The hourglass silhouette was formed by a tightly corseted waist secured between a full bodice and flared skirt. The bustle was reduced to a remnant of its former self, usually not more than a small pad. This reduction - along with exaggerated fashion elements like the leg-o-mutton sleeve (c. 1895) - was an example of the extreme swings of the fashion pendulum. Machine-made lace, now readily available, was typical, as were high collars and sleeves snug to the wrist.

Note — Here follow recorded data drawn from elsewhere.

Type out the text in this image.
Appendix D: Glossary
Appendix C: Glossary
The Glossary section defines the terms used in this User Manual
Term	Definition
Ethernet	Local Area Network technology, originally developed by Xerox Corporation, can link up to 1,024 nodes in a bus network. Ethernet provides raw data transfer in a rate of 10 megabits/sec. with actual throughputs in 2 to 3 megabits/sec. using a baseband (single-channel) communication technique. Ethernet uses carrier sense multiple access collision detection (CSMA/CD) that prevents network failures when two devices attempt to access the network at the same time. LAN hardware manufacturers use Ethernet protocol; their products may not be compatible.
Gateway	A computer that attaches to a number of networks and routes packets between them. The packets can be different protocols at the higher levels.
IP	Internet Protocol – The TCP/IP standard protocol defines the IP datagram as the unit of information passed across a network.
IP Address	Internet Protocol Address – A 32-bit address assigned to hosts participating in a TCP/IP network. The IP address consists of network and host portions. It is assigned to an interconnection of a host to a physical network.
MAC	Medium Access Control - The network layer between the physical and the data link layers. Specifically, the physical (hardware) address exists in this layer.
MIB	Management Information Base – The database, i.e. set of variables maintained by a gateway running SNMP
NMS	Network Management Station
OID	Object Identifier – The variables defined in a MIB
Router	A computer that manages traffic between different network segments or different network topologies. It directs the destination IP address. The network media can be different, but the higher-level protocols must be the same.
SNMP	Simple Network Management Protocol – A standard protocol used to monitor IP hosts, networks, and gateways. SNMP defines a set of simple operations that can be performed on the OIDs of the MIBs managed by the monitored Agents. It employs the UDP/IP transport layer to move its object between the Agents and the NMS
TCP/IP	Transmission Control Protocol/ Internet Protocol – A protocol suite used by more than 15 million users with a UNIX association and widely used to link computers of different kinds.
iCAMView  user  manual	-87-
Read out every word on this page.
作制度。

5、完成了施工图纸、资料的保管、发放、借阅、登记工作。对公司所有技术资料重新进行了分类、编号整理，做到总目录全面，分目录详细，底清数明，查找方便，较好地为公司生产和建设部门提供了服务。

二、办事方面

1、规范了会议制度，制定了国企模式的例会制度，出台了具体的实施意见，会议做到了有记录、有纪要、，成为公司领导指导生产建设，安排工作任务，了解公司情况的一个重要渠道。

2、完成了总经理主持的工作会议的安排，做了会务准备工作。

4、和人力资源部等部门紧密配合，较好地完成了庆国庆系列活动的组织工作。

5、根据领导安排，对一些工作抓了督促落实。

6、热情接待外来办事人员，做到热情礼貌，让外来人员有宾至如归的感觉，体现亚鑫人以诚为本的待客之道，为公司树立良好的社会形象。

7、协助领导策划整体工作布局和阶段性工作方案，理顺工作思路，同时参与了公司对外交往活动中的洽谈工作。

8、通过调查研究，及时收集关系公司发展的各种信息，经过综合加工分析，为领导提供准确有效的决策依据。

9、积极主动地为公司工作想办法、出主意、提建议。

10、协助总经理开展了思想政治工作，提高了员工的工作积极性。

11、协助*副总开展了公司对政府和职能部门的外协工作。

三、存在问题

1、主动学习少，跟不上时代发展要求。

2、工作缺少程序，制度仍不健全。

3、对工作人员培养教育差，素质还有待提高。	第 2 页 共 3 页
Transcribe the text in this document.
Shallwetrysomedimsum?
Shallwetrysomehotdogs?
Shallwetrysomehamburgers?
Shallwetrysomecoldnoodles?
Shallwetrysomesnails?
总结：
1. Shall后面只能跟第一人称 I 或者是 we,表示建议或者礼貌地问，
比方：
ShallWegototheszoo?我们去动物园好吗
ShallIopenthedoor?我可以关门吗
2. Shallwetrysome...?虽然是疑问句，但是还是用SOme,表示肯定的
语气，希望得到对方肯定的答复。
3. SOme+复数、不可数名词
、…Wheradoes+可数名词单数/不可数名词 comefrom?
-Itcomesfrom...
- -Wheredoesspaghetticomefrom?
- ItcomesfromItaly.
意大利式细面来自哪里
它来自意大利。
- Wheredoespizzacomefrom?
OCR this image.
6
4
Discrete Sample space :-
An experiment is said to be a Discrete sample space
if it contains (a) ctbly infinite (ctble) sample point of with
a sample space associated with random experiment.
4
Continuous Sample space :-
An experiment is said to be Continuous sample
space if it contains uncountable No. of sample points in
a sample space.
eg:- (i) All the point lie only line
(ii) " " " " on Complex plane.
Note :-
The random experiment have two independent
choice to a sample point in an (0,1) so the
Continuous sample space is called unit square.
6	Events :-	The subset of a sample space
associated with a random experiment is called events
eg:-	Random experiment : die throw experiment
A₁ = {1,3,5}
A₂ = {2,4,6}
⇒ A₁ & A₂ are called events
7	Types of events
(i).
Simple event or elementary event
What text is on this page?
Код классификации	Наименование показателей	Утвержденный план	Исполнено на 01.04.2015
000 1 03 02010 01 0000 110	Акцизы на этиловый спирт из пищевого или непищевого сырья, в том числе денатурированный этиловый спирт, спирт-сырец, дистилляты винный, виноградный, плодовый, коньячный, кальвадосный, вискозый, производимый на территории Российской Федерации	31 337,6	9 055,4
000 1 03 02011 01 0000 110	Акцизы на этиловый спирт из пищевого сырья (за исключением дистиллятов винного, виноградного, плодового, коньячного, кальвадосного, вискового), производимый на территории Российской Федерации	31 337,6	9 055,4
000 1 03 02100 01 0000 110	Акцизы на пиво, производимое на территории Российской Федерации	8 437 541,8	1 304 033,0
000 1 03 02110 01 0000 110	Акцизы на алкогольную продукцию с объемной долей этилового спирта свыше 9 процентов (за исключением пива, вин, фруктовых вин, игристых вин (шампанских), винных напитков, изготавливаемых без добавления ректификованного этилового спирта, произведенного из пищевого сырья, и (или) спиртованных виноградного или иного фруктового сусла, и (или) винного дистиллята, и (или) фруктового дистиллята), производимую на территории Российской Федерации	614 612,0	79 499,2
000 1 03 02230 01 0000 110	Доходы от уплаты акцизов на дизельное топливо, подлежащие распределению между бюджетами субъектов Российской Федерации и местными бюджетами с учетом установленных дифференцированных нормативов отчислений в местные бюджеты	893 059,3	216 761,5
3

The introduction of the knit vest - worn under the corset - and the corset cover-drawer combination simplified underwear at the waist to accommodate the smooth-hip silhouette. Organizations like the National American Woman Suffrage Association championed women's rights more than ever. Tailor-made suits, historically reserved for men, became popular as a practical costume suited to a more active life. Additionally, there was new enthusiasm for sports, particularly bicycling. The need for bloomers and a divided skirt ushered in fashion freedoms until then unknown to most women.

L: Jacquard silk, silk taffeta, lace, silk velvet. c. 1893. Museum of the Rockies Collection.
M: Basket weave worsted wool, wool felt, etched mother-of-pearl buttons; silk faille. c. 1895. Museum of the Rockies Collection.
R: Silk grosgrain, ivory lace, mother-of-pearl and metal buttons. c. 1897. Museum of the Rockies Collection.
L: Bustle pad. Cotton. c. 1903. Museum of the Rockies Collection.
M: Armorside Corset. Cotton, featherbone stays, metal busk, cotton lace, silk ribbon. c. 1890. Courtesy of the Virginia City Collection of the Montana Heritage Commission.
R: Corset Cover. Cotton batiste, Valenciennes lace. c. 1890. Museum of the Rockies Collection.